Casos de passageiros indisciplinados crescem 66% no Brasil; veja o que não fazer

Assim como vem crescendo o número de passageiros em voos no Brasil, os problemas também ficam mais frequentes Foto: Agência Brasil As compan…

Assim como vem crescendo o número de passageiros em voos no Brasil, os problemas também ficam mais frequentes


Foto: Agência Brasil

As companhias aéreas Azul, Gol e Latam, juntas, registraram aumento de 66% de casos envolvendo passageiros indisciplinados. São situações que podem ir das mais simples, como não usar o cinto de segurança, às mais graves, caso de agressões físicas e tentativas de fumar a bordo. Em 2025, foram 1.764 episódios, enquanto 2024 teve 1.059 registros, segundo levantamento realizado pela Associação Brasileira das Empresas Aéreas (Abear).

Assim como vem crescendo o número de passageiros em voos no Brasil, os problemas também ficam mais frequentes. Mas o que chama atenção da Abear são os casos graves, que aumentaram 30%, saindo de 222 casos em 2024 para 288 no ano passado. Em busca de frear esses problemas, a Agência Nacional de Aviação Civil (Anac) tem uma proposta normativa para tornar mais rígido o tratamento de passageiros indisciplinados.

“A gente está falando de agressão física, verbal ou qualquer coisa que a tripulação pode entender que é um fato que vai atrapalhar a condução do voo com segurança. É preciso interromper a atividade e chamar a autoridade policial para realizar os procedimentos legais. Esses casos têm nos preocupado bastante e é por isso que apoiamos a implementação da no fly list no Brasil”, disse o diretor de Segurança e Operações da Abear, Raul de Souza.

Traduzido para o português, a Lista de Proibição de Voo é um mecanismo já utilizado na aviação nos Estados Unidos e na Europa que impede um passageiro de voar por um tempo determinado como consequência de má conduta grave. Entre as consequências previstas na Consulta Pública nº 09/2024, da Anac, está a recusa de embarque e até responsabilização criminal. Por enquanto, é apenas uma proposta, que precisa passar pela aprovação da Diretoria Colegiada da Anac.

“A gente vê isso refletido em outros mercados: depois da entrada de uma normativa desse tipo, o número de casos diminuiu. É importante entender que essas situações atrapalham todo mundo. A partir de um momento que uma aeronave tem um problema e a autoridade policial é chamada, gera atrasos nos horários e outros passageiros podem perder a conexão por conta de uma pessoa que não soube se comportar”, reforçou o diretor.

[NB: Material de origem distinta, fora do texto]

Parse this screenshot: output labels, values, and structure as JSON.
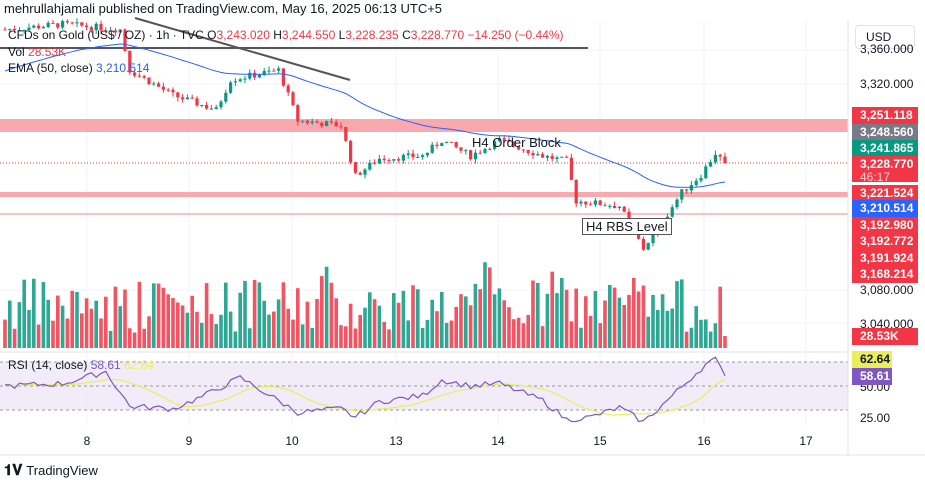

No ano passado, um passageiro acionou a escorregadeira do avião, medida utilizada para casos de emergências, e atrasou em quatro horas a decolagem. Segundo o diretor da Abear, ainda é muito comum situações de pessoas que tentam fumar durante o voo ou estão descontentes com atrasos por conta de influências meteorológicas e acabam reagindo de forma imprudente.

Até mesmo uma brincadeira que o passageiro julga inocente pode causar consequências graves. “Já aconteceu de alguém entrar no banheiro do avião e escrever no espelho, com um batom, que o voo estava sob algum risco. Quando o comissário de bordo vê isso, ele precisa interromper a operação e todo o processo de fiscalização e inspeção é feito. Isso atrasa tudo, é um comportamento indesejado porque um passageiro atrapalha a coletividade”, finalizou.

Em outra situação de 2025, um voo que seguia para Santiago do Chile precisou fazer uma parada em Brasília para tirar do avião um passageiro que ouvia música alta e andava pelo corredor de forma constante. Não é só nas aeronaves, a má conduta ocorre em terra também. Em dezembro, um homem embriagado depredou parte da área de embarque no Aeroporto do Recife.

O que é considerado indisciplina?

A aviação divide os comportamentos indisciplinados em três categorias, dos mais leves aos mais graves:

Categoria 1: São transtornos menores que a tripulação geralmente consegue controlar, pode gerar atrasos nos processos de check-in ou embarque e afetar a segurança e higiene da aeronave.

Exemplos: elevar o tom da voz; postura hostil; recusa inicial em cumprir instruções; interferência no trabalho da tribulação.

Categoria 2: Situações mais desafiadoras, que a tripulação precisa recorrer a ajuda como o supervisor do aeroporto ou de segurança para conter o passageiro.

Exemplos: agressões verbais; incitações de outros passageiros; recusa persistente em cumprir as normas de segurança.

Categoria 3: Comportamento agressivo e violento que afeta consideravelmente a segurança ou a higiene da aeronave. Pode necessitar de intervenção policial.

Exemplos: agressões físicas; ameaças e intimidações; tentativas de fumar a bordo; falsas ameaças de bomba.